The Rotterdam refinery has an annual production capacity of 800,000 metric tons, or one billion liters (2.6 billion gallons) of renewable diesel and cost around 670 million euros to build. The facility is capable of using a variety of feedstocks such as vegetable oils, by-products of vegetable oil refining (e.g., stearin), as well as waste oils and fats that all meet the stringent sustainability criteria included in the European Union Renewable Energy Directive. The Rotterdam refinery is also capable of utilizing future feedstocks like algae oil.
Neste Oil has a similar-sized facility in Singapore that came online in September 2010 and operates two renewable diesel plants at the Porvoo refinery in Finland with a combined capacity of 380,000 metric tons per year. With the start-up of the Rotterdam facility, the production capacity of Neste Oil’s renewable diesel refineries totals approximately two million metric tons annually. The main target markets for its NExBTL are in Europe and North America.
Australia’s New South Wales (NSW) Government is suspending the January 1, 2012, scheduled increase of the biodiesel mandate due to insufficient local production to meet or exceed the current mandate.

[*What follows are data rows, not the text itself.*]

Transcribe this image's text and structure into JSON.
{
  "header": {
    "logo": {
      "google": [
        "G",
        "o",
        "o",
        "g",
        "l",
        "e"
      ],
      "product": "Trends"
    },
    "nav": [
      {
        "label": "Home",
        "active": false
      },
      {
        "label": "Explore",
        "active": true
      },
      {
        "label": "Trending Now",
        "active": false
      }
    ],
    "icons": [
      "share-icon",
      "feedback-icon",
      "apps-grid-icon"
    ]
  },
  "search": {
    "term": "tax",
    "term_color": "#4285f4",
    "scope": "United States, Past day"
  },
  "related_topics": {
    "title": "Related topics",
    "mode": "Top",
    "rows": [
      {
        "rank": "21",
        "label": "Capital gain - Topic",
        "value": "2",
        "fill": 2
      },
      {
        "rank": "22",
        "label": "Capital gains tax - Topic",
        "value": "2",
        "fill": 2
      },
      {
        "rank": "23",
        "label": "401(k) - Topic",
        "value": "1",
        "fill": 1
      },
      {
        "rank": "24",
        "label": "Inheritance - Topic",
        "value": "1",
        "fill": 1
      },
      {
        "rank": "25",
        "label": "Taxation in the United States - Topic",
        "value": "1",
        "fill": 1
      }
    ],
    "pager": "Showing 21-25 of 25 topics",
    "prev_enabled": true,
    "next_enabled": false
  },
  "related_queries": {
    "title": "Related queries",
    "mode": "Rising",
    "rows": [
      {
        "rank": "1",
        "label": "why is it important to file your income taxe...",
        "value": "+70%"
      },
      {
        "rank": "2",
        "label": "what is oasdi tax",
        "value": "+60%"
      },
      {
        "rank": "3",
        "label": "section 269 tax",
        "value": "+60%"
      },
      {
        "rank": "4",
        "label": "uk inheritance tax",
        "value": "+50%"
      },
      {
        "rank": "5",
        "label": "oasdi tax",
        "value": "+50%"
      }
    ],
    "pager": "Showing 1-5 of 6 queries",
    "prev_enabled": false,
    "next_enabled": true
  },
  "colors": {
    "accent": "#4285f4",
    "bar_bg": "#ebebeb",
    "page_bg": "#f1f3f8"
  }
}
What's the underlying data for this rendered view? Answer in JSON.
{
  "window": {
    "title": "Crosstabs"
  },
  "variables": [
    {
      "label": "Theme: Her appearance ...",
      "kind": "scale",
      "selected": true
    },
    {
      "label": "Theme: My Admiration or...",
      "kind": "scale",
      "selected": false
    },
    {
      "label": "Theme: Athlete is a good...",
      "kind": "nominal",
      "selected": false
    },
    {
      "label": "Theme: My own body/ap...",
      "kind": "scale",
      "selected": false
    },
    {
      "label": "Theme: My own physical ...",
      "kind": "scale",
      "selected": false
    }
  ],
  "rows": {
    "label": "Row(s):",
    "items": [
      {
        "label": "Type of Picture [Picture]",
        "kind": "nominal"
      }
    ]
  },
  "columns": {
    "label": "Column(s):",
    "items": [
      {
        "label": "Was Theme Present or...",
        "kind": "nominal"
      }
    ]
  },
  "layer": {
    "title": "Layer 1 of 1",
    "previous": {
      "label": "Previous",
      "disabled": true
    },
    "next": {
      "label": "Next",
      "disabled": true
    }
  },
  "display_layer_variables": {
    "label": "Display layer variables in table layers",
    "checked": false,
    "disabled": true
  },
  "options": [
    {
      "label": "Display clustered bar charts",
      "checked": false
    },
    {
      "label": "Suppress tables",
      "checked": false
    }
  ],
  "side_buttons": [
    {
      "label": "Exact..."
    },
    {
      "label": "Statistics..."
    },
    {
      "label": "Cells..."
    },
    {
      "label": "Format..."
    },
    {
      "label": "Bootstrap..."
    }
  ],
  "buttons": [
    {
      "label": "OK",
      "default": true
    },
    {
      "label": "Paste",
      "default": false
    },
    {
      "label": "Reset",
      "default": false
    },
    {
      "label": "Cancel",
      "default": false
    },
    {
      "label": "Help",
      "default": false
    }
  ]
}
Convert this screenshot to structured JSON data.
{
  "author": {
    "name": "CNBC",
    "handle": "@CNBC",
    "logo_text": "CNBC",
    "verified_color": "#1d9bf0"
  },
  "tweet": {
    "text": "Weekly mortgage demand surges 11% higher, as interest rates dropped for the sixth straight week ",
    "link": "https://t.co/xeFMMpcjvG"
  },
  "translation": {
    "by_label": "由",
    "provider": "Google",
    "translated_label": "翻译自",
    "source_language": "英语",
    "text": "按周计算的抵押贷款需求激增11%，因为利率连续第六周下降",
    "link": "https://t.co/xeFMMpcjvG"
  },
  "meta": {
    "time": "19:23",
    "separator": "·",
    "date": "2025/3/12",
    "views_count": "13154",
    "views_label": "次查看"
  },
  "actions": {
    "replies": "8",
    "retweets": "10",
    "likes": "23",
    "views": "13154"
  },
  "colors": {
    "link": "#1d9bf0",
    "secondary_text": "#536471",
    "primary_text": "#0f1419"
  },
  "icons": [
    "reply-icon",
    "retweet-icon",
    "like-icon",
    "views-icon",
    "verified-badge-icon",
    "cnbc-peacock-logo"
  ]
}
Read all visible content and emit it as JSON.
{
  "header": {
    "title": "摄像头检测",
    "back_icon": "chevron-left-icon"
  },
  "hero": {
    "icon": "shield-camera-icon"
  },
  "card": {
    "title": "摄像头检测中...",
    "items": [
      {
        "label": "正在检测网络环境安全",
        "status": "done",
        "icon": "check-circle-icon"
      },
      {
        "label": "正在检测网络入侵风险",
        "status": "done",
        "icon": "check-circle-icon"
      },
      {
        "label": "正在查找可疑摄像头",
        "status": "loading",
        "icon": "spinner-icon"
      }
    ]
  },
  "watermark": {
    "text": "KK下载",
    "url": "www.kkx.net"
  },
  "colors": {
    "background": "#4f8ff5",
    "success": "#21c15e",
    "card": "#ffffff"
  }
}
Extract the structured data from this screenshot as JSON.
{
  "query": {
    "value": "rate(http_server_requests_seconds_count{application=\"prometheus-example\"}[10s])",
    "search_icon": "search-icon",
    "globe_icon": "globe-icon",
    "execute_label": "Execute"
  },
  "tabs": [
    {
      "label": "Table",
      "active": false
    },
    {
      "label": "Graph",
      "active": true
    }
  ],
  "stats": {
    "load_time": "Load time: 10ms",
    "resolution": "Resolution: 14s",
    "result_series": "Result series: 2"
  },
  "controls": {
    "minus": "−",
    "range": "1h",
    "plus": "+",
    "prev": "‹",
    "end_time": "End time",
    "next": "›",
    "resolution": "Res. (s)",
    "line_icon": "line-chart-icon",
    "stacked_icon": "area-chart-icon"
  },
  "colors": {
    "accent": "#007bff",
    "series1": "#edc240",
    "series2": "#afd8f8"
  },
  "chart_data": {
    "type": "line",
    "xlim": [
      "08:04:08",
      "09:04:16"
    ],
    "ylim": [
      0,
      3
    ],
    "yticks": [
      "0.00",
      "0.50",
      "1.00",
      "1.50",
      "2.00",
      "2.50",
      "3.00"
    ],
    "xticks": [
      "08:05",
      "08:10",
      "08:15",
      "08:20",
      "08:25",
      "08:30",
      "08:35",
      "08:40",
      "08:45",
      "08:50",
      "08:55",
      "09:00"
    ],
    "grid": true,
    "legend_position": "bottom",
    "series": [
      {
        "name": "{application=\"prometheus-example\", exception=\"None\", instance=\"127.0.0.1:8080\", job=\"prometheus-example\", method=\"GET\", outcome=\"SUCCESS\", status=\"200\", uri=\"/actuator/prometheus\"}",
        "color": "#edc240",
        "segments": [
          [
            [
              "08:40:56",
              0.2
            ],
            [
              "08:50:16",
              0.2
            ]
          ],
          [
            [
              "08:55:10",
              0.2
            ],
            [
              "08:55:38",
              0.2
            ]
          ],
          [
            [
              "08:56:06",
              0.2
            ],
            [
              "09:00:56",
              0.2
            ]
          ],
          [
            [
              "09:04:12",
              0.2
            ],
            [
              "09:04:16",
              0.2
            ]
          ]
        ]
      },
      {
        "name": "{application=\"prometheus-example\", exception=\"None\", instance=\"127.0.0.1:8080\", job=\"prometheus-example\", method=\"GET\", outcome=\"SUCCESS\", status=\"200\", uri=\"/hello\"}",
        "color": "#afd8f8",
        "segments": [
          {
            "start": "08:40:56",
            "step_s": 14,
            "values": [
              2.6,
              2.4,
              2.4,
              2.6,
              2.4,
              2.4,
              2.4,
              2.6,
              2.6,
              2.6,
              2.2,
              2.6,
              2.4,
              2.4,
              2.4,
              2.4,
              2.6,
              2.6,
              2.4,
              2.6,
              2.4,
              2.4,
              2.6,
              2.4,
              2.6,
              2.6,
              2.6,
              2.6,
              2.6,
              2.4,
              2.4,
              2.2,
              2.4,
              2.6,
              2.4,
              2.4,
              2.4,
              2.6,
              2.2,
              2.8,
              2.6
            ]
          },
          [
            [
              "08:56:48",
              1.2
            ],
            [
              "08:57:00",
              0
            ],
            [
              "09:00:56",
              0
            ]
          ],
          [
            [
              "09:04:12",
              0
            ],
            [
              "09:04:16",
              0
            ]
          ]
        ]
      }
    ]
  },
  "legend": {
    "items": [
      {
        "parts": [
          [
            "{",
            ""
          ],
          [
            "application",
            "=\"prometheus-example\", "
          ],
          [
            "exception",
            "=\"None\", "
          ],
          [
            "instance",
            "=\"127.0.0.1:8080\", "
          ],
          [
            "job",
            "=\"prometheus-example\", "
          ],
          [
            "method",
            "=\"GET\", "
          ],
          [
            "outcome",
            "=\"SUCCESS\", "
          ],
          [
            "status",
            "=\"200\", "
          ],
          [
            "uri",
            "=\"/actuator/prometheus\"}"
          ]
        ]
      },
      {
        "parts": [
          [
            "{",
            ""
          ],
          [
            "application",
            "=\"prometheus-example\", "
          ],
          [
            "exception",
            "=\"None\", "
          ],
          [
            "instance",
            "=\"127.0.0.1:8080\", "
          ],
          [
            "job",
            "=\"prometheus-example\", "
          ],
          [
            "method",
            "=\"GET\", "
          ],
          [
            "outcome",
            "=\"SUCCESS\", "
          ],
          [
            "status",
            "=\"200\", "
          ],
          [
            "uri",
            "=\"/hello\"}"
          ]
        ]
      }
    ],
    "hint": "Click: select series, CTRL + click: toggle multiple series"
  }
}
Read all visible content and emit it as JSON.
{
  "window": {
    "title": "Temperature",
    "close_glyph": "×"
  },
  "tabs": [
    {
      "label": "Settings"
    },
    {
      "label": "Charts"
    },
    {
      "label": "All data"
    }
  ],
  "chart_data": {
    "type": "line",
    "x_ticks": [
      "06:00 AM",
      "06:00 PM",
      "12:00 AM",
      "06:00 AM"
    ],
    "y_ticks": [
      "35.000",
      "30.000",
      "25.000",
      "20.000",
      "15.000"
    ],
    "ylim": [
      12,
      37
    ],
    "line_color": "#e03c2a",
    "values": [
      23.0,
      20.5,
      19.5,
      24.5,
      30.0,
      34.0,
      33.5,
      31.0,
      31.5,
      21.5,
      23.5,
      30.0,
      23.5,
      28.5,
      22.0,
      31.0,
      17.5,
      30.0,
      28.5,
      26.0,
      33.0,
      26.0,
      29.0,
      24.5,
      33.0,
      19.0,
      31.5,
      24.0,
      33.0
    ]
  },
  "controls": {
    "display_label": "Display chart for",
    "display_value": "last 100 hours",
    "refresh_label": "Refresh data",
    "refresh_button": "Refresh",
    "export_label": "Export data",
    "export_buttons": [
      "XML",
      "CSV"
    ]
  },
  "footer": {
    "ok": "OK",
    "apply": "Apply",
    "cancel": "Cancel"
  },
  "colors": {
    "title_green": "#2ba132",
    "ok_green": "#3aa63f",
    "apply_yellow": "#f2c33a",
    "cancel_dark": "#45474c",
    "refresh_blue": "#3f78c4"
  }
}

The Biofuels Act 2007 requires primary petroleum wholesalers to ensure biodiesel makes up a minimum two percent of the total volume of NSW sales. The legislation was amended in October 2009 to increase that amount to five percent on January 1, 2012.
“In the last two years, there has been little investment in the production of biodiesel locally,” said Minister for Resources and Energy Chris Hartcher. “For a five percent mandate to be met, NSW would require approximately 200 million liters (52.8 million gallons) of biodiesel per year. The only current commercial biodiesel producer in NSW is producing 12 million liters per year. The shortfall would have to be imported, which would fail to encourage investment in the local production of biodiesel.”
The NSW Government will consider increasing the biodiesel mandate once there is sufficient local production to meet the five percent volume.
After joining Solazyme, Inc., in mid-September 2011 as the chief operating officer for the renewable oil and bioproducts company, Jeff Webster resigned at the end of December for health and personal reasons. Based in San Francisco, CA, the company has not named a replacement.
Prior to joining Solazyme, Webster served as group vice president and general manager of Tyson Foods’ Renewable Products business.